Зара лишь махнула рукой и все заботы о Семёне взяла на себя. Он вылечился, стал опять ходить на работу. Зара проводила над ним какие-то странные обряды.

Перед тем, как Семён выходил из дома, она царапала гвоздем на крыльце крестики, потом становилась перед дверью, держа в руках кружку молока.

Выплёскивала его через плечо, кружку прятала под подол и забегала домой.

Семён потешался над Зарой. Она обижалась, но продолжала делать свои дела.

Семён же после Зариных манипуляций должен был шагнуть на крыльцо левой ногой, правой ухитриться сразу встать на землю, минуя остальные ступеньки. Потом зевнуть, пальцем почесать за левым ухом и уже тогда отправляться на работу.

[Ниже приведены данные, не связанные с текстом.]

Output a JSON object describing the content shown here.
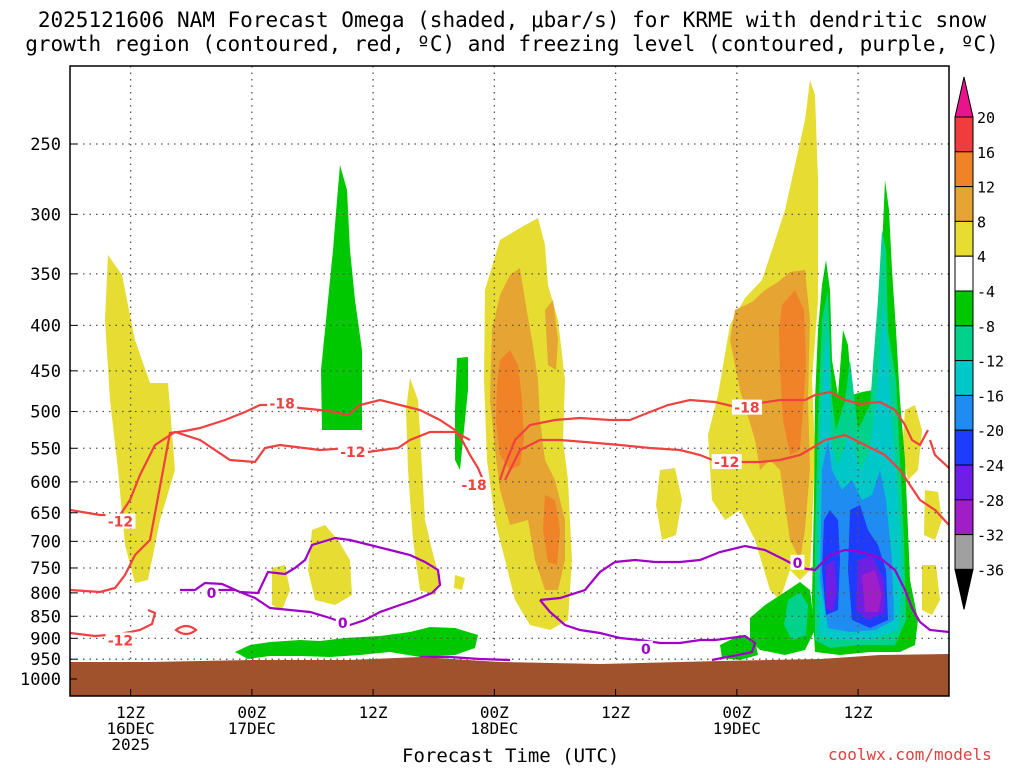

Выглядело это со стороны очень странно.

Семён ворчал:

— Людей только смешить. Взрослый мужик в раскорячку через крыльцо шагает. Засмеют ведь!

Но Зара молчала на эти упрёки. Она знала, что Семён всё выполнит, потому что ему и впрямь становилось легче.

Через девять дней Зариных дел на месте, куда попадало молоко, выросла лужайка поганок. Все как на подбор.

Ранним утром цыганка собрала их все до одного.

— Пригодятся, — ответила она любопытному Семёну.

***

Ксанка чувствовала, как теряет рассудок. Ей стало тяжело жить среди людей.

Каким коротким было её счастье. И вроде бы всё уже наладилось, пока не появился Эдуард.

Он неожиданно возник перед ней, когда к коровникам подвезли новые поилки для лошадей.

Ксанка выгрузила почти все, присела отдохнуть. Запрокинула голову назад, упёрлась затылком в сарай.

Ей показалось, что она даже уснула ненадолго.

Как вдруг почувствовала кого-то рядом с собой, но открывать глаза было лень.

Хотя знала, что в это время в коровниках кроме неё никого не бывает.

Все ушли на обед, водитель машины тоже.

Ксанка от обеда отказывалась. Ела мало, не хотела просто так забивать себя пищей, не чувствовала потребности в еде.

Тёплое летнее солнце припекало лоб, обжигало натруженные руки.

Ксанка улыбалась, и ощущала себя не у коровников, а в поле с цветущими травами, готовыми подарить путнику свой неповторимый аромат.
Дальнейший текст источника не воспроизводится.